Once again, I find myself rubbing my eyes as I find the argument described to be different from the argument actually advanced. The lesson, to repeat myself yet again, is to understand that even if you’re innocent, the officer may reasonably suspect you of a horrible crime, and if you “fail to do as the officer asks” in such a highly charged situation, you could get hurt rather badly or killed.
It is, I repeat, a rank distortion for Balko to twist this common-sense lesson into a claim that “anyone who asserts his constitutional rights when confronted by a police officer risks getting shot.” It is an even worse distortion for Doherty to claim that Dunphy said “running your mouth about your rights can get you shot.” Again, the specific hypothetical about getting shot relates specifically to a citizen who “fail[s] to do as the officer asks” when he is suspected of being an armed felon. And (remember about analogies) the broader lesson that every citizen should learn is that, like Gates, you may be utterly innocent and still be (reasonably and legally!) treated as a suspect.
It is the legality of the officer’s actions that Balko seems to misunderstand when he argues:
[E]ven within Dunphy’s hypothetical, the innocent driver of the Hupmobile has no idea why he has been pulled over. He doesn’t know about the armed robbery, or that the getaway car resembles his own car. This is precisely Dunphy’s point. He’s arguing that you can’t possibly know what’s going on in a police officer’s head when he stops you or confronts you. You can’t know what circumstances led him to stop you. So you’d best just shut up and submit, even [if] he asks you to do something that you aren’t obligated to do under the Constitution.
No, no, a thousand times, no! Revisit my second bullet point at the outset of this post. The officer in the Hupmobile example is asking for something that the driver/citizen IS obligated to do: namely, comply with his lawful demands while he investigates the driver as a possible criminal suspect. As I noted this morning, failure to comply with the officer’s demands in such a situation is not your constitutional right. Let me say that again: failure to comply with the officer’s demands in such a situation is not your constitutional right. In fact, it could get you arrested and prosecuted. (And, as Dunphy notes, it could even get you shot — if your cavalier dismissal of the officer’s commands is accompanied by a gesture that could be interpreted as threatening . . . something that may well happen if you think you have the constitutional right to do any goddamned thing you want in such a situation.) Dunphy makes no argument that assumes unlawful behavior on the part of the cop — and Balko’s suggestion otherwise is the clearest indication that Balko doesn’t really understand Dunphy’s argument.
This post is for about 1% of you.
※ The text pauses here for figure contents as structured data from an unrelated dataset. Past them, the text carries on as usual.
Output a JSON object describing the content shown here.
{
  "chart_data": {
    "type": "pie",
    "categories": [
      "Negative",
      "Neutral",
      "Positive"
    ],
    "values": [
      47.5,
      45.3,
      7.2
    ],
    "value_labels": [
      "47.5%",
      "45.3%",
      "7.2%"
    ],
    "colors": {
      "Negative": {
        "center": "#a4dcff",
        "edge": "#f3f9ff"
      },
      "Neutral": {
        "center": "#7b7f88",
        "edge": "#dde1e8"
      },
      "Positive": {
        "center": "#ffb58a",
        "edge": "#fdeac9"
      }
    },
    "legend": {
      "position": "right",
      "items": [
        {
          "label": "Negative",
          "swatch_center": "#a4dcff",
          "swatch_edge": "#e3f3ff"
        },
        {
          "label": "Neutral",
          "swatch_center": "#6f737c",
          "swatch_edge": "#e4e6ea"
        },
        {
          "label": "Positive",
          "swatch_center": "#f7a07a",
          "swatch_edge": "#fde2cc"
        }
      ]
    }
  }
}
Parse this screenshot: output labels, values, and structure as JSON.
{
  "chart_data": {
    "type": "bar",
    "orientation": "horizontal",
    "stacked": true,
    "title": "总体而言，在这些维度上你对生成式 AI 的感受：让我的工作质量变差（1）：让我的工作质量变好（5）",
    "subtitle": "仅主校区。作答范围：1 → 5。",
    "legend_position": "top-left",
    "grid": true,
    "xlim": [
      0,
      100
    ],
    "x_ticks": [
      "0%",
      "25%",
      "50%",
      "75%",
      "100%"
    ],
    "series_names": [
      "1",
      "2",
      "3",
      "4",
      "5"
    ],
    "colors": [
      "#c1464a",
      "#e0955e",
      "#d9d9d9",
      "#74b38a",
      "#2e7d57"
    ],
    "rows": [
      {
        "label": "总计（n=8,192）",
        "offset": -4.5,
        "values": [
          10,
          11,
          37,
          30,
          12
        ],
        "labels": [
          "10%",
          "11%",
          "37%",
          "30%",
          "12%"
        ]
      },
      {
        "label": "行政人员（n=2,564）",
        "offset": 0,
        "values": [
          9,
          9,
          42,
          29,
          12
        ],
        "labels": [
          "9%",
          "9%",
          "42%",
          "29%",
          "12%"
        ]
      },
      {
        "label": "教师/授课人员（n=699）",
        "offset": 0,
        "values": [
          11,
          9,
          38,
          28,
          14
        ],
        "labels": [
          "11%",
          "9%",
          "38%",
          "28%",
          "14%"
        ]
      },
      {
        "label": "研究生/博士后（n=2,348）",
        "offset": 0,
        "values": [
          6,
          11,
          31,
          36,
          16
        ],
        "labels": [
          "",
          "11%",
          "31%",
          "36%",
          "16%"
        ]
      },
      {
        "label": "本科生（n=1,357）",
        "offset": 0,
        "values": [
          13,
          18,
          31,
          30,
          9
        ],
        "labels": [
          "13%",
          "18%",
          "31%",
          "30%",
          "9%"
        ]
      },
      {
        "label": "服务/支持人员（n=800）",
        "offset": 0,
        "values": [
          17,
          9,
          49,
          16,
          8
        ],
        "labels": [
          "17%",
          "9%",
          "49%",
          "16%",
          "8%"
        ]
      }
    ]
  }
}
Rabid Patterico fans already understood everything I just said. Rabid Balko fans are likely to do the Internet Dance and employ every fallacious argument in the book to attack my post. Nevertheless, for a small handful of you with open minds, I felt the need to make these points.
Also, I wanted to point out Balko’s clear and undeniable error in accusing me of omitting a passage that I did not omit. I’m sure he’ll be correcting that with his usual speed and lack of accompanying grumbling.